The next season, sadly, only three games in with NYY, Kahnle got injured and needed to undergo Tommy John Surgery. He would go on to obviously miss the entire season and missed 2021 as well, though he was under contract with the Los Angeles Dodgers during that period. Kahnle finally returned to baseball this season in September (though he did appear in a few games in May for LAD) following another injury and was taken off the 60-day injured list after he missed four months with a bone bruise in his right elbow.

Tommy Kahnle came back and looked like his old self, but an improved version, might I say. Though he only threw 12.2 innings in the regular season, that was good enough for me. He was flinging the changeup at a 76.4% usage clip, almost willingly abandoning his fastball (23.6%). The results were right in line with what he’s seen in the past, with his changeup buckling hitters left-and-right. Kahnle threw 133 changeups in 2022 and hitters’ hit .093 against it. To sell the pitch even more — a la “sell me this pen,” hitters slugged a whopping .093 against.

Risk vs Reward is all in favor of the upside of Tommy Kahnle:

Kahnle didn’t allow a single extrabasehit off his changeup, and it looks like 2023, Kahnle could look to sign a small deal and prove he’s still got the stuff to be elite in this league.
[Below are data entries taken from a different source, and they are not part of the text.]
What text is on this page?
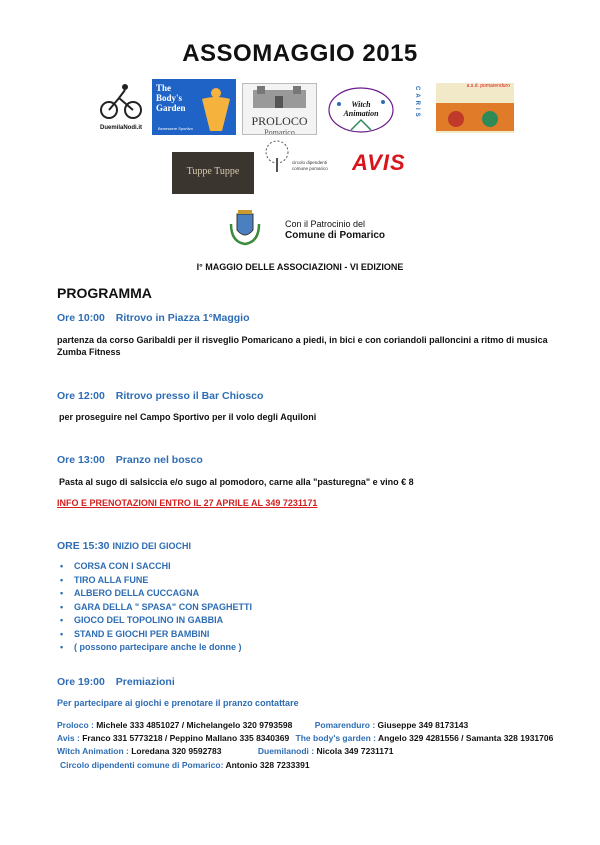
ASSOMAGGIO 2015
DuemilaNodi.it
The Body's Garden
Benessere Sportivo
PROLOCO
Pomarico
Witch Animation	CARIS	a.s.d. pomarenduro
Tuppe Tuppe
circolo dipendenti comune pomarico	AVIS
Con il Patrocinio del
Comune di Pomarico
I° MAGGIO DELLE ASSOCIAZIONI - VI EDIZIONE
PROGRAMMA
Ore 10:00 Ritrovo in Piazza 1°Maggio
partenza da corso Garibaldi per il risveglio Pomaricano a piedi, in bici e con coriandoli palloncini a ritmo di musica
Zumba Fitness
Ore 12:00 Ritrovo presso il Bar Chiosco
per proseguire nel Campo Sportivo per il volo degli Aquiloni
Ore 13:00 Pranzo nel bosco
Pasta al sugo di salsiccia e/o sugo al pomodoro, carne alla "pasturegna" e vino € 8
INFO E PRENOTAZIONI ENTRO IL 27 APRILE AL 349 7231171
ORE 15:30 INIZIO DEI GIOCHI
• CORSA CON I SACCHI
• TIRO ALLA FUNE
• ALBERO DELLA CUCCAGNA
• GARA DELLA " SPASA" CON SPAGHETTI
• GIOCO DEL TOPOLINO IN GABBIA
• STAND E GIOCHI PER BAMBINI
• ( possono partecipare anche le donne )
Ore 19:00 Premiazioni
Per partecipare ai giochi e prenotare il pranzo contattare
Proloco : Michele 333 4851027 / Michelangelo 320 9793598	Pomarenduro : Giuseppe 349 8173143
Avis : Franco 331 5773218 / Peppino Mallano 335 8340369 The body's garden : Angelo 329 4281556 / Samanta 328 1931706
Witch Animation : Loredana 320 9592783	Duemilanodi : Nicola 349 7231171
Circolo dipendenti comune di Pomarico: Antonio 328 7233391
Sure, he’s 33, but the risk vs reward chart is leaning entirely on the reward side of things. He wouldn’t cost much, and having both he and Ron Marinaccio’s changeups in the bullpen, could lead to one of the most lethal combinations in baseball. Kahnle posted a 12.91 K/9 his last season with the Yanks and walked a mere 2.93 BB/9 as well. In his 2022 showing with LAD, he struck out less at 9.95 per but saw the BB/9 dip down to 2.13.

Tommy Kahnle returning to NY seems almost too good to be true, and the reward for taking a very small risk in signing him could pay off tenfold.